Sytuacja, opisywana przez stację BBC, miała miejsce w szpitalu Royal Sussex County Hospital w Brighton, nie podano kiedy dokładnie do niej doszło. Chirurg, nie mogąc znaleźć sterylnego skalpela, postanowił wykorzystać do otwarcia klatki piersiowej pacjenta swojego prywatnego scyzoryka, którego zazwyczaj używał do krojenia owoców na drugie śniadanie.

Cytowana przez stację University Hospitals Sussex, której podlega ten szpital, potwierdziła, że taka sytuacja miała miejsce. Jak wskazano, operacja tego pacjenta była konieczna natychmiast, ale działania chirurga "nie mieściły się w normalnych procedurach i nie były konieczne". Wiadomo, że pacjent operowany przy użyciu scyzoryka, przeżył.

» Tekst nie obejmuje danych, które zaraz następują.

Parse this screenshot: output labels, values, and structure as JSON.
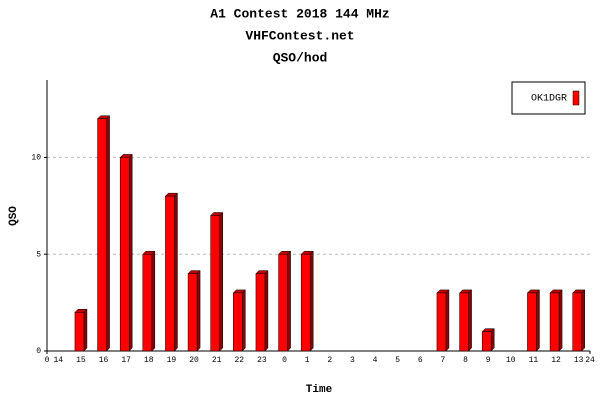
{
  "chart_data": {
    "type": "bar",
    "title": "A1 Contest 2018 144 MHz",
    "subtitle": "VHFContest.net",
    "subtitle2": "QSO/hod",
    "x_label": "Time",
    "y_label": "QSO",
    "categories": [
      "14",
      "15",
      "16",
      "17",
      "18",
      "19",
      "20",
      "21",
      "22",
      "23",
      "0",
      "1",
      "2",
      "3",
      "4",
      "5",
      "6",
      "7",
      "8",
      "9",
      "10",
      "11",
      "12",
      "13"
    ],
    "xlim": [
      0,
      24
    ],
    "series": [
      {
        "name": "OK1DGR",
        "color": "#ff0000",
        "values": [
          0,
          2,
          12,
          10,
          5,
          8,
          4,
          7,
          3,
          4,
          5,
          5,
          0,
          0,
          0,
          0,
          0,
          3,
          3,
          1,
          0,
          3,
          3,
          3
        ]
      }
    ],
    "ylim": [
      0,
      14
    ],
    "yticks": [
      0,
      5,
      10
    ],
    "grid": true,
    "legend": "top-right"
  }
}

ZOBACZ TEŻ: Operował dzieci, wielu wyrządził krzywdę. "Szokujący" raport

Chirurg operował scyzorykiem

Według wewnętrznych dokumentów szpitala, opisywanych przez BBC, współpracownicy lekarza uznali jego działanie za "wątpliwe" i byli "bardzo zaskoczeni", że nie mógł znaleźć skalpela.

Pytany o komentarz do sprawy ekspert, biegły sądowy ds. zaniedbań medycznych prof. Graeme Poston, podkreślił, że sytuacja jednocześnie "zaskakuje go i przeraża". - Po pierwsze, scyzoryk nie jest sterylny. Po drugie, nie jest to narzędzie do operowania. I po trzecie, cały zestaw narzędzi (chirurgicznych) powinien był tam być - zaznaczył.

Incydenty w brytyjskich szpitalach

BBC wskazuje, że policja w tym samym czasie prowadzi dochodzenia wobec co najmniej 105 przypadków, w których zarzuca się zaniedbanie w placówkach kierowanych przez tę instytucję w hrabstwie Sussex. Rozważane są nawet zarzuty o spowodowanie śmierci.

Stacja twierdzi, że ten sam chirurg przeprowadził wcześniej w ciągu dwóch miesięcy trzy operacje niskiego ryzyka, w których wszyscy trzej pacjenci zmarli niedługo po zabiegu. Z wewnętrznych dochodzeń University Hospitals Sussex miało wynikać, że objęto ich "słabą opieką", nie precyzując jednak w jaki sposób lekarz mógł mieć z tym z związek.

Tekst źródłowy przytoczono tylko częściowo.